Весь день пролежал в кровати, разглаживая побитые места. У меня не было сил даже на то, чтобы спуститься в ресторан поужинать. Однако, в следующую ночь, всё повторилось в той же последовательности: неслышно вошли, сдёрнули одеяло,  стали наносить удары резиновыми дубинками.

Остаток ночи, и весь день,  был в полуобморочном состоянии. Я понял, что Айму они ко мне не отпустят. Но и просто так уехать,  уже не мог. Бес попутал меня! Я должен был увидеться с ней, чего бы мне это не стоило. Даже, если придётся убить её провожатых.
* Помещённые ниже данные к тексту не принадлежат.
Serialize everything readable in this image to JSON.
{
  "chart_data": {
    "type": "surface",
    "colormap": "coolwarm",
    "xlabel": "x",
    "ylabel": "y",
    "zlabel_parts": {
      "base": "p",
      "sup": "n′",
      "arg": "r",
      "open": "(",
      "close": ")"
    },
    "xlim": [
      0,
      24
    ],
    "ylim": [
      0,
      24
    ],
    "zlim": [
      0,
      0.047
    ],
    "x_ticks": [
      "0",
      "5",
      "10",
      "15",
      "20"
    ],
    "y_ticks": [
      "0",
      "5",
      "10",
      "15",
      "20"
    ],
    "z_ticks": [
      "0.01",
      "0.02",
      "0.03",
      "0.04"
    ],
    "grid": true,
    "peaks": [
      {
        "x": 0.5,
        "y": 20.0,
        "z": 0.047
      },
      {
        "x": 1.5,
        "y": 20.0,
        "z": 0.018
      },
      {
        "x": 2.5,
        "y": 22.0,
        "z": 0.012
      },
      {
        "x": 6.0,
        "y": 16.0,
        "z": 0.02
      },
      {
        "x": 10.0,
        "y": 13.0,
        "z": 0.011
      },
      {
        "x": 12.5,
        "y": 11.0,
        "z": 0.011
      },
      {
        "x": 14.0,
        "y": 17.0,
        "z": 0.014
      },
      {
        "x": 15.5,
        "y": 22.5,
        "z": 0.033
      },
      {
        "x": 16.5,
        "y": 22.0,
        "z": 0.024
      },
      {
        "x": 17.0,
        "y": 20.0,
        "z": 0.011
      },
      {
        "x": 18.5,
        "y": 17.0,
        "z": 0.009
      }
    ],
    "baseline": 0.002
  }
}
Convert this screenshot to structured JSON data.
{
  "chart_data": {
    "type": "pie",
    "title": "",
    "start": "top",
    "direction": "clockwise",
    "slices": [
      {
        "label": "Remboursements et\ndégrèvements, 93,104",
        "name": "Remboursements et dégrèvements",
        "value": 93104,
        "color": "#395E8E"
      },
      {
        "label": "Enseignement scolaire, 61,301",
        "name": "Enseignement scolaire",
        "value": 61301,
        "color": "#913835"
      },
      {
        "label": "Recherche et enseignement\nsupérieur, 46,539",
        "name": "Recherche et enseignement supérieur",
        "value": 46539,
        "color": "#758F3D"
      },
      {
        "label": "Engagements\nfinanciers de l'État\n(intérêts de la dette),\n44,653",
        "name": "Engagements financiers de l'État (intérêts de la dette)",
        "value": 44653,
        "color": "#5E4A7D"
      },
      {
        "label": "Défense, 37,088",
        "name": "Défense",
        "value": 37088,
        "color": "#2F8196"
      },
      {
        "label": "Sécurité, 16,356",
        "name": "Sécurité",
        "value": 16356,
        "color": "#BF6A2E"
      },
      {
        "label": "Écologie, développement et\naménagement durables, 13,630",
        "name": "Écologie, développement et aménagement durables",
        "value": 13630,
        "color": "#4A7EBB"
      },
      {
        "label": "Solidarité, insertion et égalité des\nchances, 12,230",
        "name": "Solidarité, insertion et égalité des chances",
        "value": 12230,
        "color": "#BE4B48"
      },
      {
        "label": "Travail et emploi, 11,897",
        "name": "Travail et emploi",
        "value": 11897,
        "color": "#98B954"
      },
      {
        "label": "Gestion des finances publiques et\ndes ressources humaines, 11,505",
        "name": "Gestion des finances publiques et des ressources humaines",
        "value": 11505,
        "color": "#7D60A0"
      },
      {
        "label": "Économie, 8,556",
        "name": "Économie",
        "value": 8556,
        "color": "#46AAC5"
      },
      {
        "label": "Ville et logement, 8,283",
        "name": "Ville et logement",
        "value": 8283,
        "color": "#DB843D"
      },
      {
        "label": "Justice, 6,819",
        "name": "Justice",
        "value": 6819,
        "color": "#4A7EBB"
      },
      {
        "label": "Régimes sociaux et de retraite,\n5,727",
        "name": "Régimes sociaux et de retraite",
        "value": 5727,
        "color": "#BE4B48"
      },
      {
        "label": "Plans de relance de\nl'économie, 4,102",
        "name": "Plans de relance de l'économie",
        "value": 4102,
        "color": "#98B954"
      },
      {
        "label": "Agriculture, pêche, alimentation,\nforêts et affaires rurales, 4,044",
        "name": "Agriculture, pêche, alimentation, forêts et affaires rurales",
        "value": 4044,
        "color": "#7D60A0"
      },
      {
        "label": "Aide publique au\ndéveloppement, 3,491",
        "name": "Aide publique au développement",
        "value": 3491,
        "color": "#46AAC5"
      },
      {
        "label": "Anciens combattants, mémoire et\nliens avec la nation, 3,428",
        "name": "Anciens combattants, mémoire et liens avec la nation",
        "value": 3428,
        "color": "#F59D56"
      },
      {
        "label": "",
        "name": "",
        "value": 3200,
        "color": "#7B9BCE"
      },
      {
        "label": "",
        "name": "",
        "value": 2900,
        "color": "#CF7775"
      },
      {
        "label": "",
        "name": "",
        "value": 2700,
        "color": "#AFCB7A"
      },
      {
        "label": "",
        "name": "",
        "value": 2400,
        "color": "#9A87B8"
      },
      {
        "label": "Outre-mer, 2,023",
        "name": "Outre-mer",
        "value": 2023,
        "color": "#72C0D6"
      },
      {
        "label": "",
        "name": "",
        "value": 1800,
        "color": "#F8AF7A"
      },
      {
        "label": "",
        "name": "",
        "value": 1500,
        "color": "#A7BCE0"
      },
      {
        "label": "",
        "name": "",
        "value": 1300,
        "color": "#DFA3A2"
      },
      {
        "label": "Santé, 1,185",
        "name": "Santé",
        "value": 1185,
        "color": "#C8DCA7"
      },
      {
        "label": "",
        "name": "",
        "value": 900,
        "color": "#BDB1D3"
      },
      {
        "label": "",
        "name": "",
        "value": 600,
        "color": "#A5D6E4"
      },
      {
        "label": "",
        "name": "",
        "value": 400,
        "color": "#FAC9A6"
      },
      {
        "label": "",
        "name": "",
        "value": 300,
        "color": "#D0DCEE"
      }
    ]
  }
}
Освободив от цветов большую хрустальную вазу, заступил на дежурство у входной двери. Услышав щелчок открываемого замка, поднял вазу, и резко опустил  на голову непрошеного гостя. Он замертво рухнул к моим ногам. Я вновь поднял вазу, и сильным ударом поверг наземь второго посетителя. Вот теперь можно было уходить!

Включив свет, собрал вещи, пошёл к двери. Выход преграждали два трупа: моей любимой, ненаглядной Аймочки, и, похожего на меня, как две капли воды, сына…

Вот теперь я, наконец, понял, что смерть - это самое малое наказание, которое можно назначить за содеянное мною преступление. Бог правильно поступил, сохранив мне жизнь, и освободив от всяческих судебных разбирательств.

Потому что, и суд Божий, и суд закона, - ничто, по сравнению с тем судом, которым сужу себя я сам.